Spending a considerable amount of time and money on the project, Sheiman was confident of Ipex's success under the Government's criteria of attracting SMEs into the Government space. However, when the security of this restriction was removed, Ipex had little chance of victory.
"It was an open, fair and equitable tender process and the Government really did try and put together something for the SMEs but in the end they can't stop people from discounting to such a degree and they made their choice based on price," claims Sheiman.

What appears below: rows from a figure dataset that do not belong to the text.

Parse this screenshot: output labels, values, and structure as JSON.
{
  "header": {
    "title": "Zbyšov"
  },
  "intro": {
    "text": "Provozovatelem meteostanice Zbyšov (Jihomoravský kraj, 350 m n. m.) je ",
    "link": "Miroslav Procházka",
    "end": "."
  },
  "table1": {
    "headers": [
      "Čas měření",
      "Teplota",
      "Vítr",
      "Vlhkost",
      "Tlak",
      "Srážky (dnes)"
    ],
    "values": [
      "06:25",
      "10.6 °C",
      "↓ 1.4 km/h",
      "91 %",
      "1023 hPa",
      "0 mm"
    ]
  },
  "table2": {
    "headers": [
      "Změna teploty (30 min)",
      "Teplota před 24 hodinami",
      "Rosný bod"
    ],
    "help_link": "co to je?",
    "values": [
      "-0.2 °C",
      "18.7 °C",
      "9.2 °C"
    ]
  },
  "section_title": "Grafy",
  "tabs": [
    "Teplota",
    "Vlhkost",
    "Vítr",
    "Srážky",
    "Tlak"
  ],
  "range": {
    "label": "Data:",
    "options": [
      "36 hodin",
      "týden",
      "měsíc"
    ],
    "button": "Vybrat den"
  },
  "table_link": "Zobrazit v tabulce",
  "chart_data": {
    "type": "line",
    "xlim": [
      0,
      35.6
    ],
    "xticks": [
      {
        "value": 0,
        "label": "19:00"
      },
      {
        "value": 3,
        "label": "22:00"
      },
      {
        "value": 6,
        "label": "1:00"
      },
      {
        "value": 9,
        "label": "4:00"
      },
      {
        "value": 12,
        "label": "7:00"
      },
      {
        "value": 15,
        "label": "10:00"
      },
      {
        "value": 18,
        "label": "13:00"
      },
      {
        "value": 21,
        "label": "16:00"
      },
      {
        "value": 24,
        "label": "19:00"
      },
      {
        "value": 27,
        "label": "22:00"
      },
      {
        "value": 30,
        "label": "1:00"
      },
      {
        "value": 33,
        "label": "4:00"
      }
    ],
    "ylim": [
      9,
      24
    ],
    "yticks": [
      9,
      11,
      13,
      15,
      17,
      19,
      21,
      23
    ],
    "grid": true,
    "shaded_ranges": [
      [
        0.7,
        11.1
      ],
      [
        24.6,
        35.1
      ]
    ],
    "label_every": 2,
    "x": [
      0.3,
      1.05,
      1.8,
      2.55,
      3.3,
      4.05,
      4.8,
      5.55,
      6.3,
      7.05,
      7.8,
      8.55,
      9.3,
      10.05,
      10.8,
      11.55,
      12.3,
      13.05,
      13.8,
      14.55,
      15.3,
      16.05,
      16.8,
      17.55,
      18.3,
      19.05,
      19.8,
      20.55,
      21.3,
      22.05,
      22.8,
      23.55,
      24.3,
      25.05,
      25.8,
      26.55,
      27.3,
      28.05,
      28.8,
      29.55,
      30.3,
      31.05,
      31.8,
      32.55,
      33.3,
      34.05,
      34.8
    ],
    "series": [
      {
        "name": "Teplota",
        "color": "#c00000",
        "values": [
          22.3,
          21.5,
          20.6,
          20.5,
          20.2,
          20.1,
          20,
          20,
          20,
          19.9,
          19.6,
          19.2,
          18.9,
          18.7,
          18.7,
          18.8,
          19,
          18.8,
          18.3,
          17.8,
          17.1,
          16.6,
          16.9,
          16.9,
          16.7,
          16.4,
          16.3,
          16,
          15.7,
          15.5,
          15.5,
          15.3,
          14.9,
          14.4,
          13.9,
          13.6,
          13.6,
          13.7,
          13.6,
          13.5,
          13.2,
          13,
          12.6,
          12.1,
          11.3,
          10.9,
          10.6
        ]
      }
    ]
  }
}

A spokesman from Fahey's office justified the decision as one made for taxpayers' benefit. "When you are looking at value for money there is no denying that larger companies have an advantage. And as much as we would have liked to give this group-five contract to a small or medium-sized business we can't just disregard value for money."
The spokesman also attempted to downplay the decision by assuring competitors that "Advantra is only 30 per cent owned by IBM. Telstra and Lend Lease own the remaining 70 per cent so in terms of ownership it is a mums and dads type deal. And indirectly Advantra is forming strategic alliances with SMEs."
Sheiman intends to approach future business with a mixture of cynicism and optimism. "We have discussed the issue with the Government and I am relatively sure we will be bidding again in the future. We know a lot more about the rules of the game and if we decide to play we will play the way everyone else does."
Fahey's spokesman also offers some consolation to the unsuccessful SMEs. "We don't blindly look at price when deciding an outsourcing contract, we look at the proposal as a whole. In some projects medium enterprises do well and in others not so well."
Advantra is responsible for the provision of IT services, infrastructure and maintenance for the "group of five" Government agencies.
These are: the Australian Competition and Consumer Commission; the Department of Communications, Information technology and the Arts; the Department of Industry, Science and Resources; the Department of the Prime Minister and Cabinet; and the Department of Transport and Regional Services.
The contract also includes the roll-out of 4000 PCs, most to be supplied by Bluegum Technology, a Wangaratta reseller and Advantra partner. Wizard Information Services, also a partner in the deal, will provide applications developments and maintenance services to the group of five.